An embedded, machine learning-enabled platform for in-field screening of plant disease and pest damage.
Abstract
The fall armyworm pest caught farmers and agricultural organizations by surprise when it hit most major maize farming regions in Uganda. Currently, both large-scale and small-scale farmers rely on manual observation of the maize crop for detection of the Fall Armyworm. This comes weeks after the pest has fully matured and began causing damage to crops. The late detection of the Fall Armyworm in turn results to delays in administering effective pest control measures which forces farmers to incur high costs in administering appropriate control measures. With the ineffectiveness of late manual observations, there is need for an early technology-based solution that will allow farmers to prepare in advance for possible Fall Armyworm infestations. The project aimed at developing a classification model that detects fall army worm damages in maize using transfer learning.
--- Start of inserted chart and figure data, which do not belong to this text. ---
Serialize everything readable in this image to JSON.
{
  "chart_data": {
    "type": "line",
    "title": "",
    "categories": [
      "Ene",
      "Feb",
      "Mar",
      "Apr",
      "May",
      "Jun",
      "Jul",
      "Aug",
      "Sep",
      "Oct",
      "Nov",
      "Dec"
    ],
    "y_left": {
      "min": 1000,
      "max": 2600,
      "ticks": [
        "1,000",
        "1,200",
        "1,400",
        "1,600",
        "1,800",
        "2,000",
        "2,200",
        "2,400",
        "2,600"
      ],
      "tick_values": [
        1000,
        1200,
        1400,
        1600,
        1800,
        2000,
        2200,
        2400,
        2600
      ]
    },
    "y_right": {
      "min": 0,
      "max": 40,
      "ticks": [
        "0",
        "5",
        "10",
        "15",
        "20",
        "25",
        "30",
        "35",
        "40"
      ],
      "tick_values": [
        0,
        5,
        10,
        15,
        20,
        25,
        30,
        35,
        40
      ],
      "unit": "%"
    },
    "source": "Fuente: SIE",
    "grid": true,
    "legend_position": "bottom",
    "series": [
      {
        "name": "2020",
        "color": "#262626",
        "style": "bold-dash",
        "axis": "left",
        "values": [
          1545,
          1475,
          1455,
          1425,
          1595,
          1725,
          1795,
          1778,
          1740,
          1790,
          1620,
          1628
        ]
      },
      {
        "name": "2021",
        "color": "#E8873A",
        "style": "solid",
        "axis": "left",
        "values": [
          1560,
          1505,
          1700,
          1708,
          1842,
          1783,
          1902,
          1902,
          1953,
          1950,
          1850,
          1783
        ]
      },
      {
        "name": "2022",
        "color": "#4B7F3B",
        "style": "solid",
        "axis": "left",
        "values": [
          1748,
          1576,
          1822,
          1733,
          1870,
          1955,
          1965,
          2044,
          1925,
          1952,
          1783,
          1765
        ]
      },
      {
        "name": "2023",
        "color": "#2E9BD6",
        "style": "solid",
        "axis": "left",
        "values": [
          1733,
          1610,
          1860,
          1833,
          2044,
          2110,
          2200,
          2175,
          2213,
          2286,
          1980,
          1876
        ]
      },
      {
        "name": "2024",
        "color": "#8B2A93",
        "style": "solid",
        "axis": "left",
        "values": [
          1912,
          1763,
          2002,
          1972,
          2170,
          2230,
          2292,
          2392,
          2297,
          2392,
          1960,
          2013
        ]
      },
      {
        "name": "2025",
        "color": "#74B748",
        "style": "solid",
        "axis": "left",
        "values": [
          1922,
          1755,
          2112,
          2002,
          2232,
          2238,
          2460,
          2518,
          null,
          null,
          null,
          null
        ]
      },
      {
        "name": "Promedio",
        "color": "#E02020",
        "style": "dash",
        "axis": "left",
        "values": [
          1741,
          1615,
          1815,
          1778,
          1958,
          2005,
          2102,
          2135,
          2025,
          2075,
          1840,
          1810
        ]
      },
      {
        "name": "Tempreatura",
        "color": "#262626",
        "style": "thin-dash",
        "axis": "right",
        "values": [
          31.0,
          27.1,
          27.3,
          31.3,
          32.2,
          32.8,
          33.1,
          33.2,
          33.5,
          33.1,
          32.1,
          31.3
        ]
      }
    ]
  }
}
The dataset used for the model development was obtained from the Marconi society machine learning laboratory, it had 2,818 curated images belonging to two classes (fallarmyworm and healthy). Mobile Net weights were used to train the model and the performance metrics used were accuracy, recall, precision and F1 score. The model was then deployed on the AI enabled platform that was developed using Qt frameworks on raspberry pi 4. The system can be used for early detection of diseases and pest damages using machine learning models for various plants.